Our solution was to be less prescriptive about specific changes within each organization. Instead, it provided more guidance on three universal focus areas: “The Why”, “Organizational Change”, and “Programmatic Change”.  Three task forces organized the work, helping the target organizations self-analyze and chart their own path forward. I describe each task below. 

3 Universal Focus Areas

  • The Why Task Force partners with organizations to retool descriptions (of their cities and work) to intentionally represent the true population and share authentic and inclusive histories. 
  • The Programmatic Change Task Force focuses on identifying ways to implement exchange programs through a DEIA lens. The Task Force took current NPA and CBM standard operating procedures and identified ways to implement a more conscious approach to diversity. The Task Force collaborated and developed the IVLP Programmers Toolkit. This toolkit helps Global Ties U.S. member organizations apply a DEIA lens to programming. 

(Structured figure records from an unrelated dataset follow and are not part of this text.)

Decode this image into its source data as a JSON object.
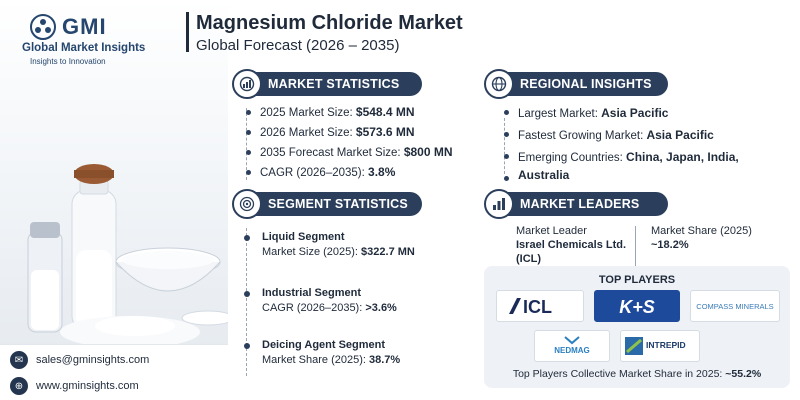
{
  "brand": {
    "logo_text": "GMI",
    "name": "Global Market Insights",
    "tagline": "Insights to Innovation"
  },
  "header": {
    "title": "Magnesium Chloride Market",
    "subtitle": "Global Forecast (2026 – 2035)"
  },
  "market_statistics": {
    "label": "MARKET STATISTICS",
    "icon": "globe-chart-icon",
    "items": [
      {
        "label": "2025 Market Size:",
        "value": "$548.4 MN"
      },
      {
        "label": "2026 Market Size:",
        "value": "$573.6 MN"
      },
      {
        "label": "2035 Forecast Market Size:",
        "value": "$800 MN"
      },
      {
        "label": "CAGR (2026–2035):",
        "value": "3.8%"
      }
    ]
  },
  "regional_insights": {
    "label": "REGIONAL INSIGHTS",
    "icon": "globe-icon",
    "items": [
      {
        "label": "Largest Market:",
        "value": "Asia Pacific"
      },
      {
        "label": "Fastest Growing Market:",
        "value": "Asia Pacific"
      },
      {
        "label": "Emerging Countries:",
        "value": "China, Japan, India,",
        "value2": "Australia"
      }
    ]
  },
  "segment_statistics": {
    "label": "SEGMENT STATISTICS",
    "icon": "target-icon",
    "items": [
      {
        "head": "Liquid Segment",
        "label": "Market Size (2025):",
        "value": "$322.7 MN"
      },
      {
        "head": "Industrial Segment",
        "label": "CAGR (2026–2035):",
        "value": ">3.6%"
      },
      {
        "head": "Deicing Agent Segment",
        "label": "Market Share (2025):",
        "value": "38.7%"
      }
    ]
  },
  "market_leaders": {
    "label": "MARKET LEADERS",
    "icon": "bar-chart-icon",
    "leader_label": "Market Leader",
    "leader_name_1": "Israel Chemicals Ltd.",
    "leader_name_2": "(ICL)",
    "share_label": "Market Share (2025)",
    "share_value": "~18.2%"
  },
  "top_players": {
    "title": "TOP PLAYERS",
    "logos": [
      "ICL",
      "K+S",
      "COMPASS MINERALS",
      "NEDMAG",
      "INTREPID"
    ],
    "footer_label": "Top Players Collective Market Share in 2025:",
    "footer_value": "~55.2%"
  },
  "contact": {
    "email": "sales@gminsights.com",
    "website": "www.gminsights.com"
  },
  "colors": {
    "primary": "#2b3f5c",
    "text": "#1f2a3a",
    "panel": "#eef1f5",
    "ks_red": "#d61f26",
    "ks_blue": "#1e4a9c",
    "icl_navy": "#1b2b59"
  }
}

  • The Organizational Change Task Force provides tools that help member organizations make their workplaces more welcoming of the diversity of people, ideas, and cultures that exist in our communities, better reflecting and living the values of their organizations. The task force created a matrix tool. By using the matrix each organization’s leadership reflects, assesses, and acts in three areas of focus. First, Board and Leadership Diversification. Next, Recruitment Practices. Finally, Inclusive Culture. The matrix is a useful and flexible tool, meeting organizations where they are in these processes. Also, to determine where they want to go while offering examples and suggestions for actions to help achieve these goals.